We’ll never know everything or be good at everything. There will always be those who are more skilled and more knowledgeable. Think about how great this is! We will always have people to learn from! Most of this learning takes place in normal conversation and day-to-day interaction. It may also occur in a more formalized setting.
For example, I learned from a friend, who also happens to be a Mary Kay consultant, how to better apply my make-up. I’ve learned cooking tips from friends and family members, and health-care tips from other mothers and friends connected to the medical field. What a blessing it is to know people who are strong and interested in areas I’m not!
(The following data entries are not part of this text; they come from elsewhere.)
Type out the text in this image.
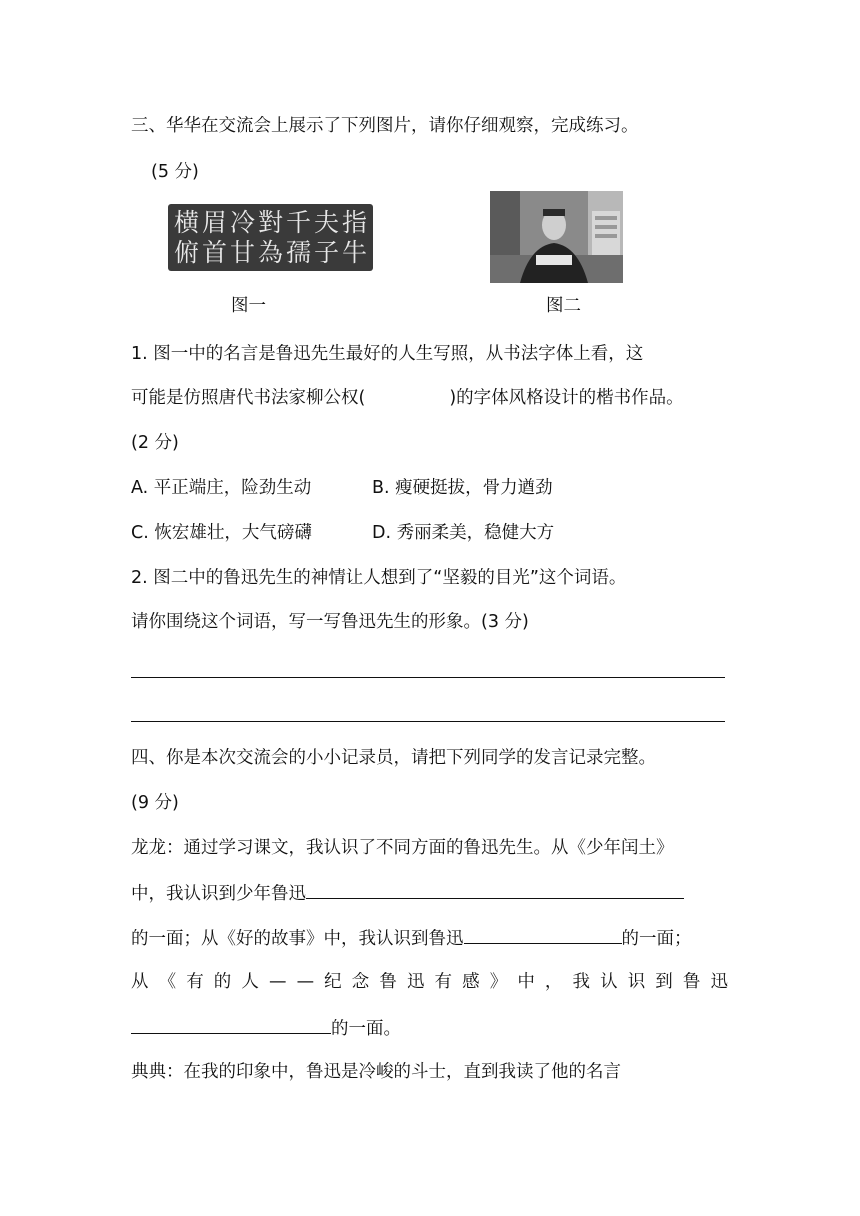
三、华华在交流会上展示了下列图片，请你仔细观察，完成练习。
(5 分)
横眉冷對千夫指
俯首甘為孺子牛
图一	图二
1. 图一中的名言是鲁迅先生最好的人生写照，从书法字体上看，这
可能是仿照唐代书法家柳公权(	)的字体风格设计的楷书作品。
(2 分)
A. 平正端庄，险劲生动	B. 瘦硬挺拔，骨力遒劲
C. 恢宏雄壮，大气磅礴	D. 秀丽柔美，稳健大方
2. 图二中的鲁迅先生的神情让人想到了“坚毅的目光”这个词语。
请你围绕这个词语，写一写鲁迅先生的形象。(3 分)
四、你是本次交流会的小小记录员，请把下列同学的发言记录完整。
(9 分)
龙龙：通过学习课文，我认识了不同方面的鲁迅先生。从《少年闰土》
中，我认识到少年鲁迅
的一面；从《好的故事》中，我认识到鲁迅	的一面；
从 《 有 的 人 — — 纪 念 鲁 迅 有 感 》 中 ， 我 认 识 到 鲁 迅
的一面。
典典：在我的印象中，鲁迅是冷峻的斗士，直到我读了他的名言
- Be patient with your weaknesses.
This is an something I’ve definitely struggled with. Growing up, my dad would often need to remind me that I wouldn’t be able to get good at something in a day. It takes time to build up strength in a new skill. And that’s o.k. We may never be the best at anything, and that’s o.k. It’s o.k. to have areas of weakness. The important thing is to be patient with those parts of ourselves. Beating ourselves up over them doesn’t make us stronger. It once occurred to me that God gives us far more grace than we give ourselves. Our weaknesses don’t bother Him. If we are seeking to follow Him, He will help us grow in those areas—in His time, not ours.
- Be patient with and support others in their weaknesses.
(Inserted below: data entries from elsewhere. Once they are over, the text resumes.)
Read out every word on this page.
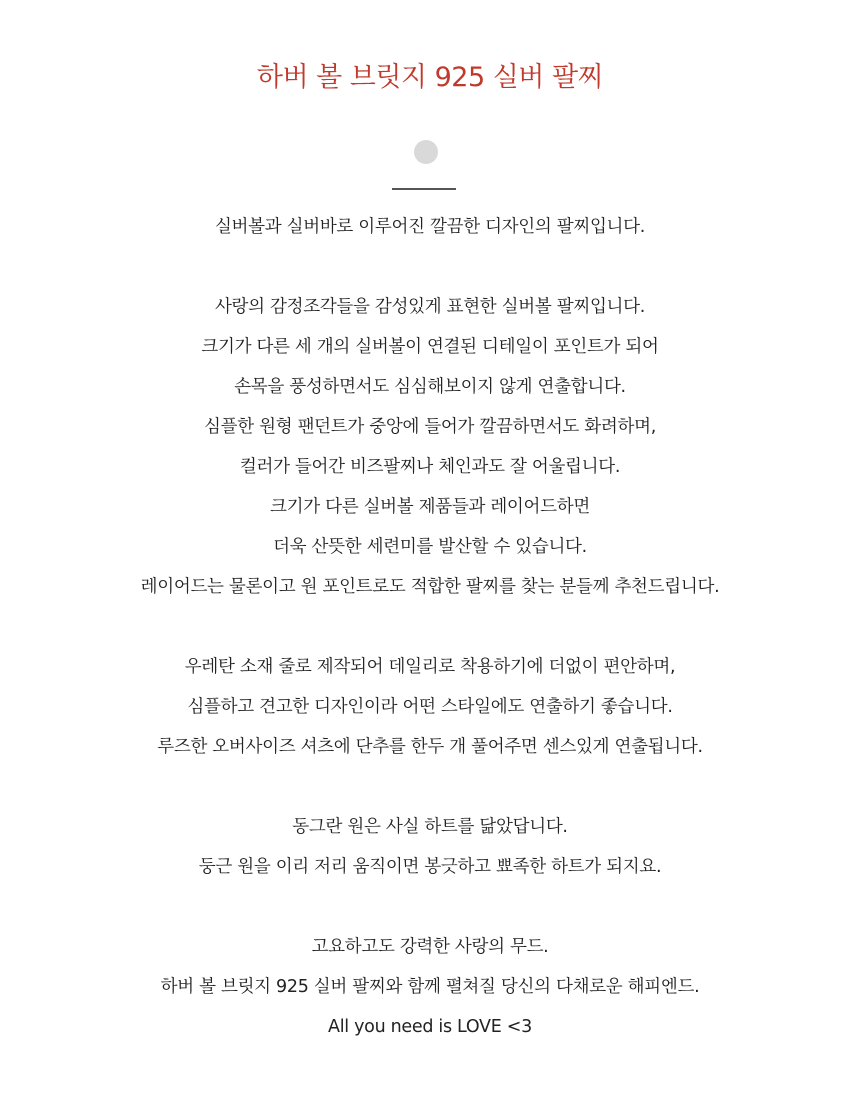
하버 볼 브릿지 925 실버 팔찌
실버볼과 실버바로 이루어진 깔끔한 디자인의 팔찌입니다.
사랑의 감정조각들을 감성있게 표현한 실버볼 팔찌입니다.
크기가 다른 세 개의 실버볼이 연결된 디테일이 포인트가 되어
손목을 풍성하면서도 심심해보이지 않게 연출합니다.
심플한 원형 팬던트가 중앙에 들어가 깔끔하면서도 화려하며,
컬러가 들어간 비즈팔찌나 체인과도 잘 어울립니다.
크기가 다른 실버볼 제품들과 레이어드하면
더욱 산뜻한 세련미를 발산할 수 있습니다.
레이어드는 물론이고 원 포인트로도 적합한 팔찌를 찾는 분들께 추천드립니다.
우레탄 소재 줄로 제작되어 데일리로 착용하기에 더없이 편안하며,
심플하고 견고한 디자인이라 어떤 스타일에도 연출하기 좋습니다.
루즈한 오버사이즈 셔츠에 단추를 한두 개 풀어주면 센스있게 연출됩니다.
동그란 원은 사실 하트를 닮았답니다.
둥근 원을 이리 저리 움직이면 봉긋하고 뾰족한 하트가 되지요.
고요하고도 강력한 사랑의 무드.
하버 볼 브릿지 925 실버 팔찌와 함께 펼쳐질 당신의 다채로운 해피엔드.
All you need is LOVE <3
The more we learn to accept God’s grace in our weaknesses, the more willing and able we’ll be to patiently bear with the weaknesses of others and come alongside them to help when needed (and when invited to do so).
- Sit back and enjoy the variety.
While most of these steps have dealt with strengths and weaknesses, many of the differences we see and the comparisons we make don’t fit into a stronger/weaker, greater than/less than mold. Instead, they are simply different—beautifully diverse, wonderfully crafted differences designed by our God who loves variety. So let’s identify the differences, and then sit back and simply enjoy them!
The Body of Christ
In 1 Corinthians 12:12-14, Paul refers to Christians as the body of Christ. “For even as the body is one and yet has many members, and all the members of the body, though they are many, are one body, so also is Christ, for by one Spirit we were all baptized into one body, whether Jews or Greeks, whether slaves or free, and we were all made to drink of one Spirit. For the body is not one member, but many” (NASB).
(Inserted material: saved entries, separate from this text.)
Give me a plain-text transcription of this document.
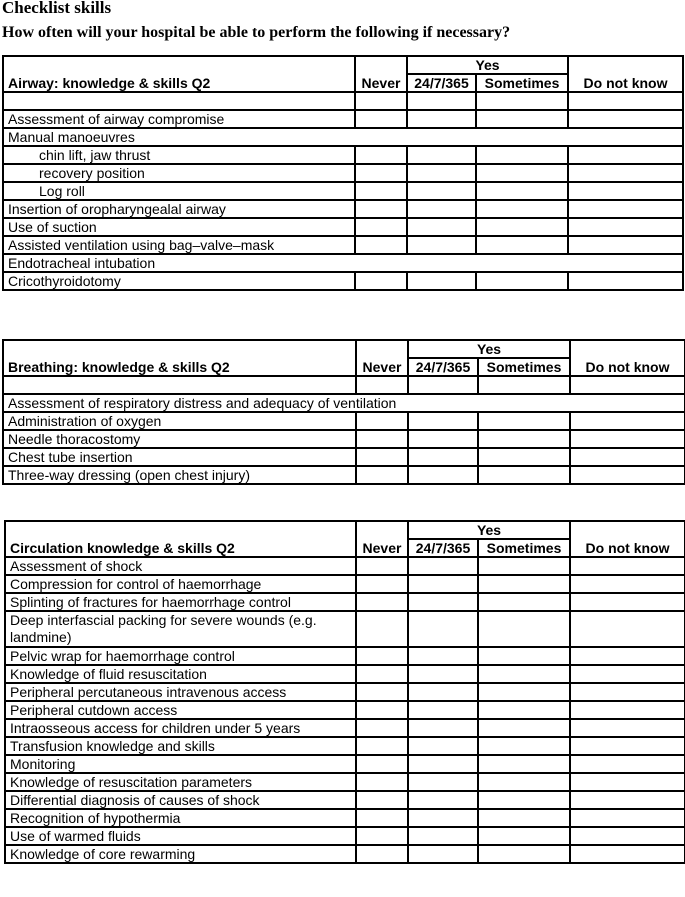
Checklist skills
How often will your hospital be able to perform the following if necessary?
Airway: knowledge & skills Q2		Yes		
	Never	24/7/365	Sometimes	Do not know

Assessment of airway compromise				
Manual manoeuvres				
chin lift, jaw thrust				
recovery position				
Log roll				
Insertion of oropharyngealal airway				
Use of suction				
Assisted ventilation using bag–valve–mask				
Endotracheal intubation				
Cricothyroidotomy				
Breathing: knowledge & skills Q2		Yes		
	Never	24/7/365	Sometimes	Do not know

Assessment of respiratory distress and adequacy of ventilation				
Administration of oxygen				
Needle thoracostomy				
Chest tube insertion				
Three-way dressing (open chest injury)				
Circulation knowledge & skills Q2		Yes		
	Never	24/7/365	Sometimes	Do not know
Assessment of shock				
Compression for control of haemorrhage				
Splinting of fractures for haemorrhage control				
Deep interfascial packing for severe wounds (e.g. landmine)				
Pelvic wrap for haemorrhage control				
Knowledge of fluid resuscitation				
Peripheral percutaneous intravenous access				
Peripheral cutdown access				
Intraosseous access for children under 5 years				
Transfusion knowledge and skills				
Monitoring				
Knowledge of resuscitation parameters				
Differential diagnosis of causes of shock				
Recognition of hypothermia				
Use of warmed fluids				
Knowledge of core rewarming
The body of believers contains people with different strengths and weaknesses. In other parts of 1 Corinthians, Paul encourages the Christians to serve one another in their gifts and have consideration for each other in the areas of weakness.
Let’s make those comparisons, but let’s make them for the sake of rejoicing in the beautiful diversity we are blessed to be surrounded by. Let’s identify the strengths and weaknesses of ourselves and those around us, celebrate the strengths, use them to help others, and extend grace in the areas of weakness as we seek to love and encourage one another.